Siemens Home Connect uygulaması sayesinde daha fazla leke türünü ve bunlar için geliştirilmiş özel programları keşfetmek de mümkün. Yani sadece “lekeyi çıkar” demekle kalmıyor, sizin için en doğru yıkama programını da otomatik olarak öneriyor. Böylece hem lekelerle uğraşmak zorunda kalmıyor hem de giysilerinizin ömrünü koruyorsunuz. 
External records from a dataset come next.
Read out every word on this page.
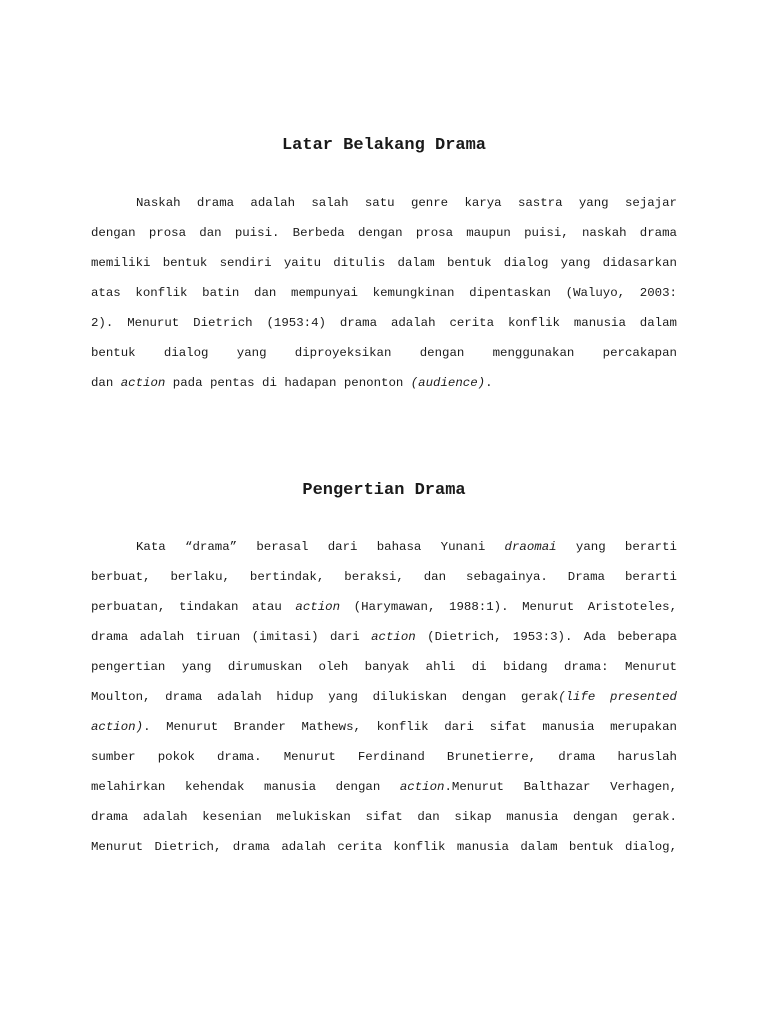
Latar Belakang Drama
Naskah drama adalah salah satu genre karya sastra yang sejajar
dengan prosa dan puisi. Berbeda dengan prosa maupun puisi, naskah drama
memiliki bentuk sendiri yaitu ditulis dalam bentuk dialog yang didasarkan
atas konflik batin dan mempunyai kemungkinan dipentaskan (Waluyo, 2003:
2). Menurut Dietrich (1953:4) drama adalah cerita konflik manusia dalam
bentuk dialog yang diproyeksikan dengan menggunakan percakapan
dan action pada pentas di hadapan penonton (audience).
Pengertian Drama
Kata “drama” berasal dari bahasa Yunani draomai yang berarti
berbuat, berlaku, bertindak, beraksi, dan sebagainya. Drama berarti
perbuatan, tindakan atau action (Harymawan, 1988:1). Menurut Aristoteles,
drama adalah tiruan (imitasi) dari action (Dietrich, 1953:3). Ada beberapa
pengertian yang dirumuskan oleh banyak ahli di bidang drama: Menurut
Moulton, drama adalah hidup yang dilukiskan dengan gerak(life presented
action). Menurut Brander Mathews, konflik dari sifat manusia merupakan
sumber pokok drama. Menurut Ferdinand Brunetierre, drama haruslah
melahirkan kehendak manusia dengan action.Menurut Balthazar Verhagen,
drama adalah kesenian melukiskan sifat dan sikap manusia dengan gerak.
Menurut Dietrich, drama adalah cerita konflik manusia dalam bentuk dialog,
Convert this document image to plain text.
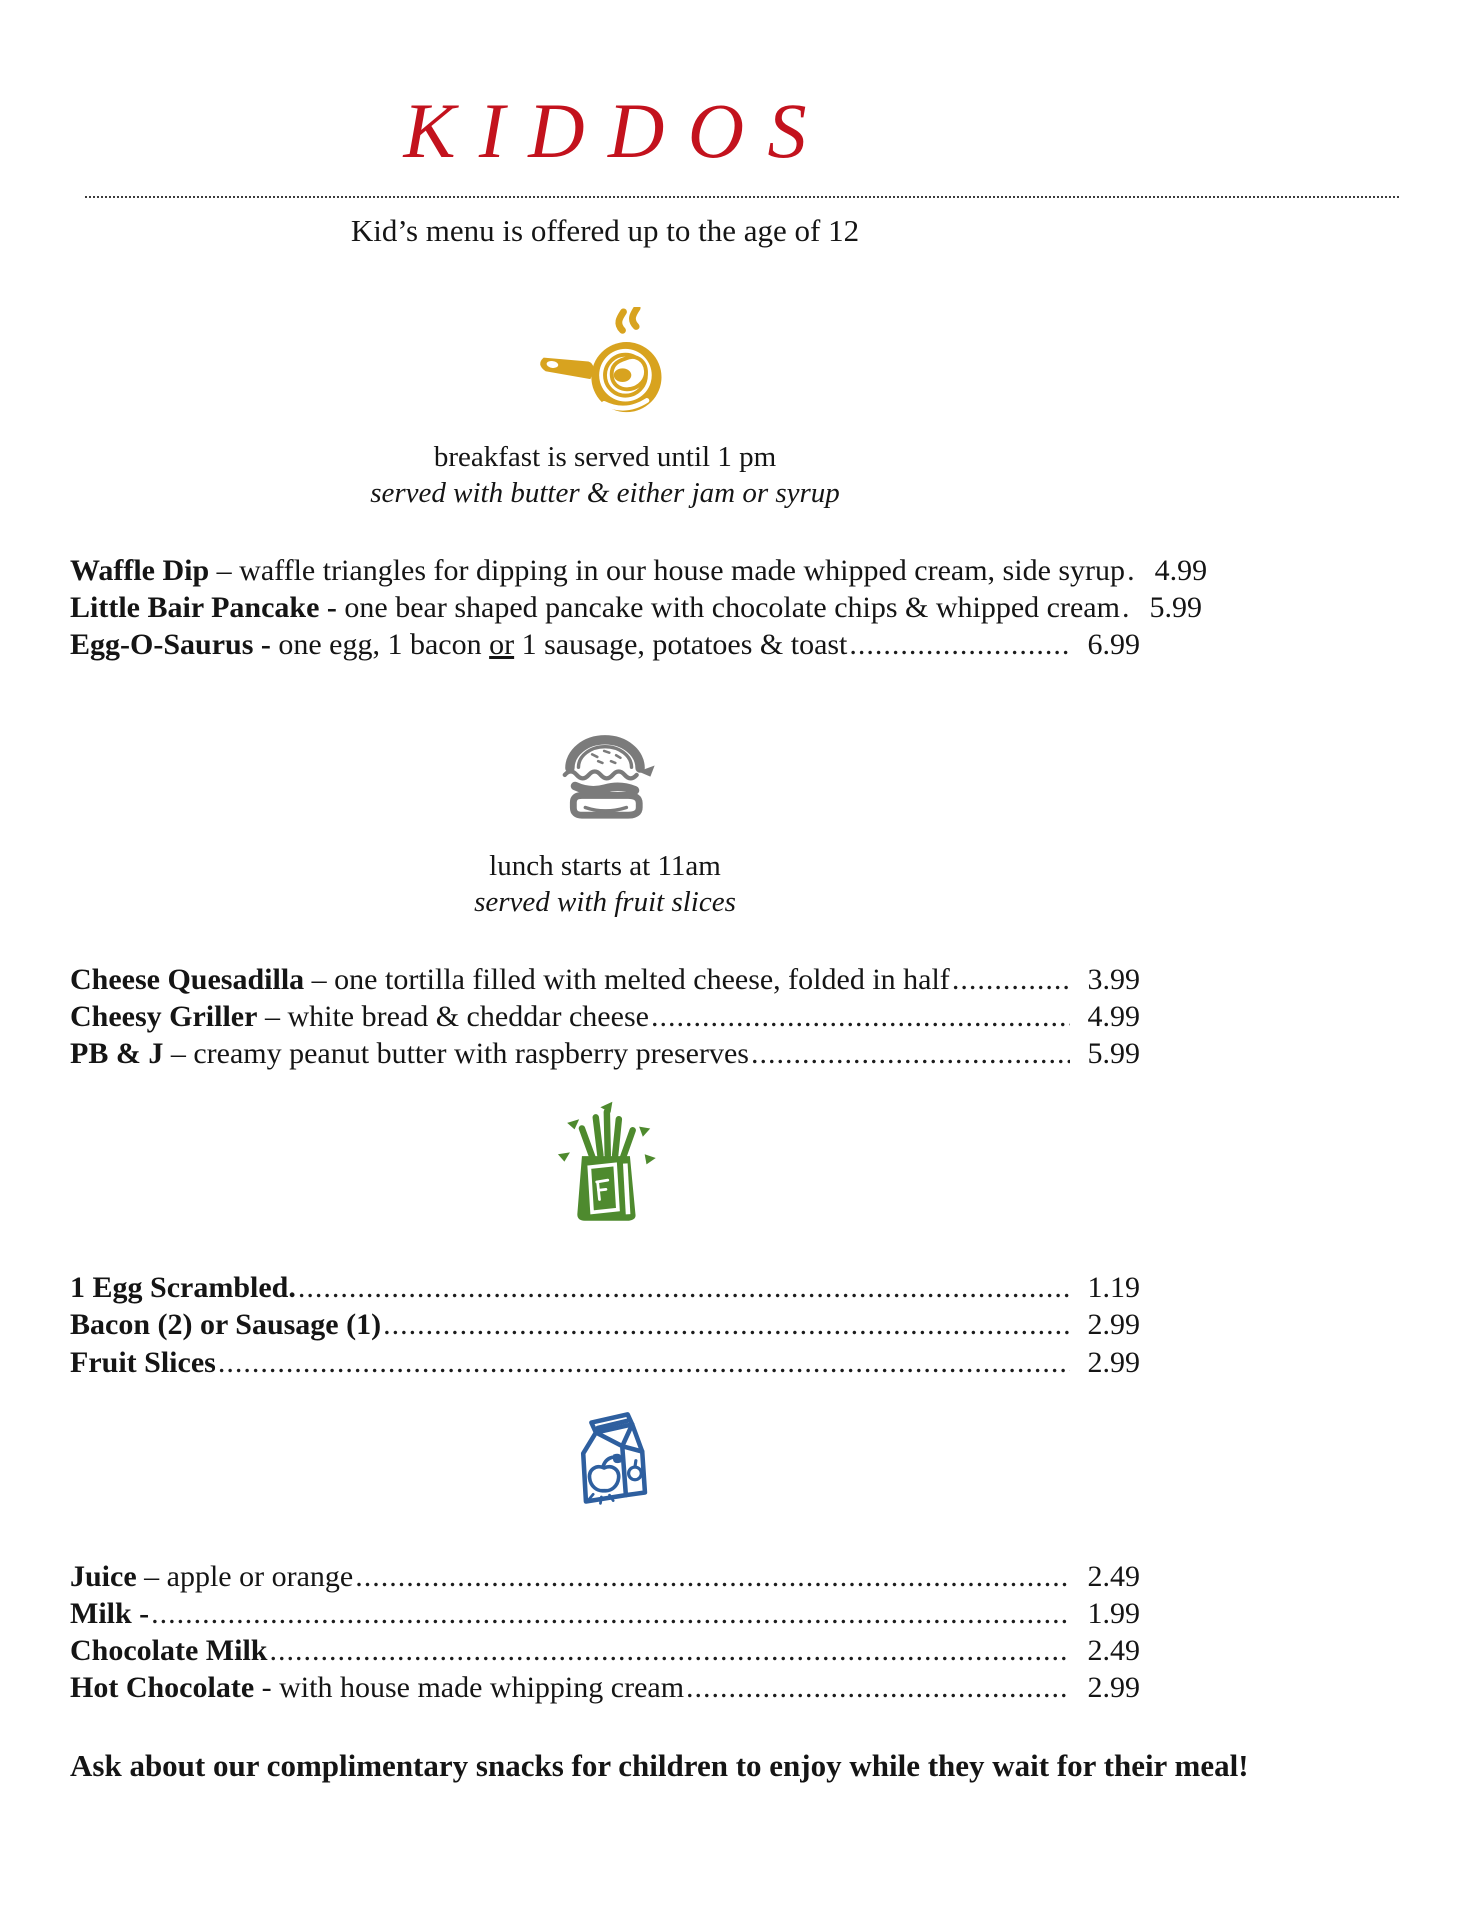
KIDDOS
Kid’s menu is offered up to the age of 12
breakfast is served until 1 pm
served with butter & either jam or syrup
Waffle Dip – waffle triangles for dipping in our house made whipped cream, side syrup ..... 4.99
Little Bair Pancake - one bear shaped pancake with chocolate chips & whipped cream ..... 5.99
Egg-O-Saurus - one egg, 1 bacon or 1 sausage, potatoes & toast .....	6.99
lunch starts at 11am
served with fruit slices
Cheese Quesadilla – one tortilla filled with melted cheese, folded in half .....	3.99
Cheesy Griller – white bread & cheddar cheese .....	4.99
PB & J – creamy peanut butter with raspberry preserves .....	5.99
1 Egg Scrambled. .....	1.19
Bacon (2) or Sausage (1) .....	2.99
Fruit Slices .....	2.99
Juice – apple or orange .....	2.49
Milk - .....	1.99
Chocolate Milk .....	2.49
Hot Chocolate - with house made whipping cream .....	2.99
Ask about our complimentary snacks for children to enjoy while they wait for their meal!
Artık çocuğunuza yemek yedirirken dökülen yemek lekeleri, kahve kazaları ya da mutfakta sıçrayan yağ lekeleri sizi endişelendirmiyor. stainRemoval, günlük hayatın getirdiği küçük sürprizlere karşı en güvenilir yardımcınız oluyor. 

Siemens iQ500 çamaşır ve kurutma makineleri, artık sadece kıyafetlerinizi temizleyen makineler değil; size zaman, konfor ve güven veren akıllı iş ortaklarınızdır. Ütüye harcadığınız vakti kendinize ayırın, lekelerle uğraşmayı unutun ve teknolojinin yaşam alanınıza uyumunun keyfini yaşayın.

*Bu yazı Siemens’in katkılarıyla hazırlanmıştır.